To Eat or Not To Eat, That Is The Pre Workout Question

After all this discussion, it’s probably obvious where I lean on this issue but we all have unique needs and goals so l don’t want to fall into the trap of thinking that what works for me is what works for most other people, much less everyone. I like the feeling of not having anything in my stomach when I workout and I like not having to worry about eating before, particularly the details of substance and timing. You may be different and like to eat something not too long before exercising. If so, then find what makes you feel good and feels natural. Don’t force yourself to down a energy bar 15 minutes before a training session just because you think you’re “supposed” to. If you find that a peanut butter sandwich and hour and half before a workout works for you then go with it.
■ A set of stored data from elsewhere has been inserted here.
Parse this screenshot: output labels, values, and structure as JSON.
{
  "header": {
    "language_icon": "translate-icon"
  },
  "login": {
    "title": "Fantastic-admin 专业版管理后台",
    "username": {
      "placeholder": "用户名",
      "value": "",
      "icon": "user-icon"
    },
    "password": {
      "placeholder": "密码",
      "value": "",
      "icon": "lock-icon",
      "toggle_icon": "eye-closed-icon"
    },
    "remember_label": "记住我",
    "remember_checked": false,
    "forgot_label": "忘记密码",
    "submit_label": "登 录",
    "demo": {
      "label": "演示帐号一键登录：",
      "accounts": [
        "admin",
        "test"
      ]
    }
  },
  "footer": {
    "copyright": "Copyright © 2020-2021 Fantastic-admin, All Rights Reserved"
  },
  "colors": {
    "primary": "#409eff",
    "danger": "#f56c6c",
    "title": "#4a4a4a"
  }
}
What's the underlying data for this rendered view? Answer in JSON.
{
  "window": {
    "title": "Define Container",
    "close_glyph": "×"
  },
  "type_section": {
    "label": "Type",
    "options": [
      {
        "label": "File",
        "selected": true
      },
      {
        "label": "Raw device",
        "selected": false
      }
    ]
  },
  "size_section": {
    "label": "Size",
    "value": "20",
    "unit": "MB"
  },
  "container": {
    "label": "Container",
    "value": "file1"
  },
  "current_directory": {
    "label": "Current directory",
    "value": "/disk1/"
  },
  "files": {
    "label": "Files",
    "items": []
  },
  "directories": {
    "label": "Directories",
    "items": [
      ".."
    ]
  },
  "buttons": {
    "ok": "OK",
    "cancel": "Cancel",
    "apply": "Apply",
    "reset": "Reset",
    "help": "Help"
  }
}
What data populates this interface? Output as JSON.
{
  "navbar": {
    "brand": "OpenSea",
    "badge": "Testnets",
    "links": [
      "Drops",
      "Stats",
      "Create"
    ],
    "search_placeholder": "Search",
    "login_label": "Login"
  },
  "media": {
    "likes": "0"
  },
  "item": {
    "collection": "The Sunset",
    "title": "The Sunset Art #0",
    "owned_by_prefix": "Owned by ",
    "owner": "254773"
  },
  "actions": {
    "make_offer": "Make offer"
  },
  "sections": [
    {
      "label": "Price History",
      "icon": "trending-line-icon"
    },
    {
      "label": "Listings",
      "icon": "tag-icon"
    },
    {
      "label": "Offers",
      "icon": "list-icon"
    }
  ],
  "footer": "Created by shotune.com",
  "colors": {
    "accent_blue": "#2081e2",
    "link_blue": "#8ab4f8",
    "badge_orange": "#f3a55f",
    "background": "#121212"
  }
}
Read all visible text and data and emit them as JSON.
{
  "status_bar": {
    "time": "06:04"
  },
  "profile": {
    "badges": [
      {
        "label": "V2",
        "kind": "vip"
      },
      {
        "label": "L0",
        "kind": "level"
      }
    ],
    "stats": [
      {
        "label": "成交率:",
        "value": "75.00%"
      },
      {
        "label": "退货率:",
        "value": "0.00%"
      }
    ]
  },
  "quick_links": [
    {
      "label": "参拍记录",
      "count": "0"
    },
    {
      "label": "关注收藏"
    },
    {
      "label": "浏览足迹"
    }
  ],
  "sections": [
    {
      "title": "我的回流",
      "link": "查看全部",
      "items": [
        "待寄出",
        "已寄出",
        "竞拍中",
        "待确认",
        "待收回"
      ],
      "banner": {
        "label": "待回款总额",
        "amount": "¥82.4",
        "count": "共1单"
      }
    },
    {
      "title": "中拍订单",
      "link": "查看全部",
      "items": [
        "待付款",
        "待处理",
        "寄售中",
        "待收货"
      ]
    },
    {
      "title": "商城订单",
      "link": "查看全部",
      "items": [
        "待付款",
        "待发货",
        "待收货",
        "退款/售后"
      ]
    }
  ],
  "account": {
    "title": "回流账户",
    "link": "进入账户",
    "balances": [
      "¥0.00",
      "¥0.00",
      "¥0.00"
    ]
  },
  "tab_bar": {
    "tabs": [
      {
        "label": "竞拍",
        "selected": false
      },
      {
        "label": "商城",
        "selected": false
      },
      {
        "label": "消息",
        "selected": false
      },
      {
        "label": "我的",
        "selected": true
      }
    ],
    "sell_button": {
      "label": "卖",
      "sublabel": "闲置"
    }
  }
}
If not, try something else until you find what works.

The Bare 5 Bottom Line on Pre Workout Nutrition:

1. You don’t “have to” eat before you work out. The body is fully capable of working out without pre workout fuel and shouldn’t need food before a workout. *If you do “have to” eat because of blood sugar issues or some other limitation then your priority should be fixing your underlying health, not worrying about what and when to eat before your workout.
2. If your workouts are so intense as to demand energy beyond normal capabilities, possibly reevaluate the way you’re exercising.
3. I suggest everyone at least thinks about trying ditching the pre workout meal, especially If weight loss is a goal.
4. Changing your eating patterns (particularly before energy expenditure) will take some getting used to, especially if moving into fasted training and/or if your exercise routine is intense. Take your time and listen to your body.
5. Keep your options open and find what works best for you. There is no one perfect answer and your ideal strategy may change from day to day and over time. Be willing to adapt.

Thanks for reading, have a great day!